Sbuffai. «Non sorrido di certo a te».

«No?». Sfiorò il mio fianco, lasciato nudo dallo spazio presente tra i pantaloncini e il top che avevo indossato, con le nocche. Brividi di piacere mi fecero tremare le viscere.

Assottigliai lo sguardo. «Anche solo il tuo nome mi fa togliere il sorriso dalla faccia».

«E a quanto pare-». Ammiccò, andando a strofinare il suo naso sul mio collo, fino a fermarsi con le labbra sul mio orecchio. «Anche di accendere qualcosa che si trova più in basso, secondo il mio naso speciale».
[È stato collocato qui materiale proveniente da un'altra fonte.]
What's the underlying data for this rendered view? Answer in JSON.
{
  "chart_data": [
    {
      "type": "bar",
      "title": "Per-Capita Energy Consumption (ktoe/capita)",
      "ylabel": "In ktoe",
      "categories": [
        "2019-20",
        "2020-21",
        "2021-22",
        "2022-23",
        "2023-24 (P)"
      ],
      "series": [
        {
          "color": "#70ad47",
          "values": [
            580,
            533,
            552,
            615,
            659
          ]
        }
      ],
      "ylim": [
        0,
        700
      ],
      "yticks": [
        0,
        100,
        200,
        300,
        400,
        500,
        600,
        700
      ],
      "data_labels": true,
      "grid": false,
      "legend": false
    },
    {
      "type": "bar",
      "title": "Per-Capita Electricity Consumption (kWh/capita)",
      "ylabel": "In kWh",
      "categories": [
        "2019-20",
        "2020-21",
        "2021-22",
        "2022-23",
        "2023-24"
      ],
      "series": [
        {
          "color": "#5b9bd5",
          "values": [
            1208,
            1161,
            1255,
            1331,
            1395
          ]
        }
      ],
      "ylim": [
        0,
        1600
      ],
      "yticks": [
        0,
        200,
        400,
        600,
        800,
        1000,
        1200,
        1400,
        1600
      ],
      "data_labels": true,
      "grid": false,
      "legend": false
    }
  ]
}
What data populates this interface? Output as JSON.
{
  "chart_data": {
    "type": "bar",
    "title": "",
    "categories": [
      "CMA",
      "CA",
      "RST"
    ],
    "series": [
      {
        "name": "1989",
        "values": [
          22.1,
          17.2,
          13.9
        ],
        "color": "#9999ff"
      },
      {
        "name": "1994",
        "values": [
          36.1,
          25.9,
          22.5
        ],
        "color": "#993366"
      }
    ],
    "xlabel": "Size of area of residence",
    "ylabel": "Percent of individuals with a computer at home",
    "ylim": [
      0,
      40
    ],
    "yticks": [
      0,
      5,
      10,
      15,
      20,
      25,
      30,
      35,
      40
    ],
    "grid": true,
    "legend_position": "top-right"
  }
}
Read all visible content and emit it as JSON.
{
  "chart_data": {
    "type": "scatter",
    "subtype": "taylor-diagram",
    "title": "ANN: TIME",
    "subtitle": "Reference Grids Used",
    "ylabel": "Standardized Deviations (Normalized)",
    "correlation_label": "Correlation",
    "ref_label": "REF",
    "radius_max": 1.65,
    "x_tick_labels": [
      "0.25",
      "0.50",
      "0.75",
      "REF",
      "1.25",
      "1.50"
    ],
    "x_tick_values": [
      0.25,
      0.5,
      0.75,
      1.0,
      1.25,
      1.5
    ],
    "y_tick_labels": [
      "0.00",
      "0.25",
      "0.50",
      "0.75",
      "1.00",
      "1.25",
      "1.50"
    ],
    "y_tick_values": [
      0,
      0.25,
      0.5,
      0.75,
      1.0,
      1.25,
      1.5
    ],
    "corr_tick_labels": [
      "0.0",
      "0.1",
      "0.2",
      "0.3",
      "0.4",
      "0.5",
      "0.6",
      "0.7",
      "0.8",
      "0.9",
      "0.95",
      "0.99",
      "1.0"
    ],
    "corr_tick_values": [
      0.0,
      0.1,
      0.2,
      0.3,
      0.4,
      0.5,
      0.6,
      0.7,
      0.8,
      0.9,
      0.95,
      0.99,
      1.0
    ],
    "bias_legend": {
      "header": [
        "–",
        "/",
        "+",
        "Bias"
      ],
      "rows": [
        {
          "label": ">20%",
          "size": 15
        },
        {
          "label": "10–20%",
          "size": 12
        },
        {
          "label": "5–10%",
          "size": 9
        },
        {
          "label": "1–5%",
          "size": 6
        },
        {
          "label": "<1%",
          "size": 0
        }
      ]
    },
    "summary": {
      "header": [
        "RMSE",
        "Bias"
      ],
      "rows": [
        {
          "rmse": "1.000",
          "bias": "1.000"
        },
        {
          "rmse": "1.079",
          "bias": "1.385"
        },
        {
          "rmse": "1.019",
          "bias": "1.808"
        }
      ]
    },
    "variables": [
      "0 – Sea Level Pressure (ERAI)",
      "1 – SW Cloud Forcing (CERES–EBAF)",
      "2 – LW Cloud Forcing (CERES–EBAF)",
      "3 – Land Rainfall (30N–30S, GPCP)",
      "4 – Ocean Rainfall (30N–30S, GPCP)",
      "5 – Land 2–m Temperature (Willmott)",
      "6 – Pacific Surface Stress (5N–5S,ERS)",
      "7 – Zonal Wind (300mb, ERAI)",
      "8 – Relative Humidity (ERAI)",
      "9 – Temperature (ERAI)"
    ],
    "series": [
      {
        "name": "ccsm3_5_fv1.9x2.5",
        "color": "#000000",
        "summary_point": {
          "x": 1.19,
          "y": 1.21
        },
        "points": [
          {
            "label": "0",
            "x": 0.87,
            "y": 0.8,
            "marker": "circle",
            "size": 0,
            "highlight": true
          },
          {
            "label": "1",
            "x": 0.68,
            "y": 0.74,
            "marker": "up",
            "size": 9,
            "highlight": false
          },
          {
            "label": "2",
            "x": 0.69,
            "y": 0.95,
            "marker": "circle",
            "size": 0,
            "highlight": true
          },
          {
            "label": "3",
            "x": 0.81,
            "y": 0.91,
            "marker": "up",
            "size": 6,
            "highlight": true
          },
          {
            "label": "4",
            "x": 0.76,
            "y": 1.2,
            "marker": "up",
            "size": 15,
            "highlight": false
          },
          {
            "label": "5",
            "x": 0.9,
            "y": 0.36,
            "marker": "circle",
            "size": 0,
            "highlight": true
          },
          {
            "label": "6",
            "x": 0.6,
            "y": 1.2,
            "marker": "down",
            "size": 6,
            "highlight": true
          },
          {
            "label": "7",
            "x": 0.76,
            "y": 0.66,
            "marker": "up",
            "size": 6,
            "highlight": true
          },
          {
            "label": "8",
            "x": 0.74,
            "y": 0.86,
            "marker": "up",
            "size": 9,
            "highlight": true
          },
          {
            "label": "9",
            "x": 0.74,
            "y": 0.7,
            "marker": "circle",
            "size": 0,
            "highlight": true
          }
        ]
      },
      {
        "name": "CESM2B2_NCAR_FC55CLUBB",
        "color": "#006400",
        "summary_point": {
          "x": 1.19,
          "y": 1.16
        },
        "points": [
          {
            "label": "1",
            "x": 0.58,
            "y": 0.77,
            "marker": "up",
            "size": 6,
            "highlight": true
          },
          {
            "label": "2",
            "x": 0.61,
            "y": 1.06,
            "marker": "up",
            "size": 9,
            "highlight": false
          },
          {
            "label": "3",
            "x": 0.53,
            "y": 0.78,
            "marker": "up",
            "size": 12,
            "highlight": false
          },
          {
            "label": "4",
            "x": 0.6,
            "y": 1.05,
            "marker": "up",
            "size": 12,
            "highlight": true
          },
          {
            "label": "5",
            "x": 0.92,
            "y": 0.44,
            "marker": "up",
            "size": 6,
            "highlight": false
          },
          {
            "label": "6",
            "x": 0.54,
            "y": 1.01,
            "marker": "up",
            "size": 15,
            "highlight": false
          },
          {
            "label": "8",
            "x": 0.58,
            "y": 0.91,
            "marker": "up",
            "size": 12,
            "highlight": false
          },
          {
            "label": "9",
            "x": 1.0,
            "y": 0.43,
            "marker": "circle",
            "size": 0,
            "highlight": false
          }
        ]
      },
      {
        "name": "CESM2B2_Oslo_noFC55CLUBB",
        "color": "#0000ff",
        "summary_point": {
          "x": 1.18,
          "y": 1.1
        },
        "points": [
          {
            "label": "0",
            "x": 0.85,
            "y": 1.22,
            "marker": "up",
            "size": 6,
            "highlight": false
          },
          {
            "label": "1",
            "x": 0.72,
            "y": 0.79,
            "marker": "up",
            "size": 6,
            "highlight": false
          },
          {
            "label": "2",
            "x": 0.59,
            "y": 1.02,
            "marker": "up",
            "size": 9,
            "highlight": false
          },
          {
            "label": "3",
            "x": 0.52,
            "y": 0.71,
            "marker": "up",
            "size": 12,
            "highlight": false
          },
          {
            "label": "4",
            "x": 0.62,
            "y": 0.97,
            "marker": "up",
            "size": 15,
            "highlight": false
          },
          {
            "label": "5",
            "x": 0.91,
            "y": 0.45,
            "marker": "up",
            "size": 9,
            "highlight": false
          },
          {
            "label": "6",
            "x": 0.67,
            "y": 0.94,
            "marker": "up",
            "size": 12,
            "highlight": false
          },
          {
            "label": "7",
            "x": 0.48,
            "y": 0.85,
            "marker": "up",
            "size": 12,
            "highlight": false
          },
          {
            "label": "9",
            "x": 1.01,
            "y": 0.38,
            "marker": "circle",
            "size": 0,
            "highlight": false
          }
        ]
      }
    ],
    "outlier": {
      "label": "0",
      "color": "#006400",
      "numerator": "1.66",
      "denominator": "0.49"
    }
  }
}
Ringhiai. «Fattelo aggiustare, evidentemente ha perso le sue abilità». Lo spinsi via, riprendendo la mia camminata verso l'uscita dell'aeroporto.

Quando superai le porte dell'entrata principale, ma anche dell'uscita, il caldo afoso mi si appiccicò alla pelle come una carezza fin troppo calorosa. Mi legai i capelli in una coda, ignorando il sorriso divertito del demoniaccio che mi era passato di fronte, e camminai verso la macchina che avevamo affittato per non so quanto tempo. Si era occupato Med di ogni cosa, direi anche per fortuna, perché nessuno di noi altri sarebbe stato in grado.

Rutenis si fermò alla mia sinistra, con le mani sui fianchi e degli occhiali da sole neri sugli occhi, quasi uguali ai miei. «Direi benvenuti a Palermo, ma non è un viaggio di piacere».

«Lo sarà quando passeremo dal centro città e andremo a mangiare il pesce fritto. Ho letto su internet i cibi locali che non possiamo perderci». Erazm si leccò le labbra, già affamato, e io sospirai.

Palermo, capoluogo della Sicilia, una città piena di colori, sole, odore di salsedine, buon cibo e persone spettacolarmente simpatiche, da quello che si diceva. Avevamo deciso di atterrare qui perché la casa affittata da Med era tra le campagne di Palermo, che era una città completa di tutto e da lì non ci sarebbe stato difficile spostarci verso le due città che ci interessavano di più, Messina ed Erice.

Fu, come sempre, Rutenis a guidare e ci fermammo in una villetta che si estendeva al centro di un grande, ma più piccolo di quello che aveva acquistato Azazel, giardino privato.

Era gialla, con delle pietre sui muri e delle scale di legno scuro all'esterno, che portavano alla terrazza. All'interno, dopo che Med si prese cura di usare la chiave per aprire la porta d'ingresso, era molto simile alle case vacanza italiane di cui avevo sentito molto parlare. C'era una tv a schermo piatto sopra un mobile di legno, un divano a forma di L di fronte e una scala simile a quella esterna, ma di ferro, che portava al piano superiore. La porta, già aperta, alla destra del divano portava ad una cucina in muratura moderna, sempre scura, ed era abbastanza capiente.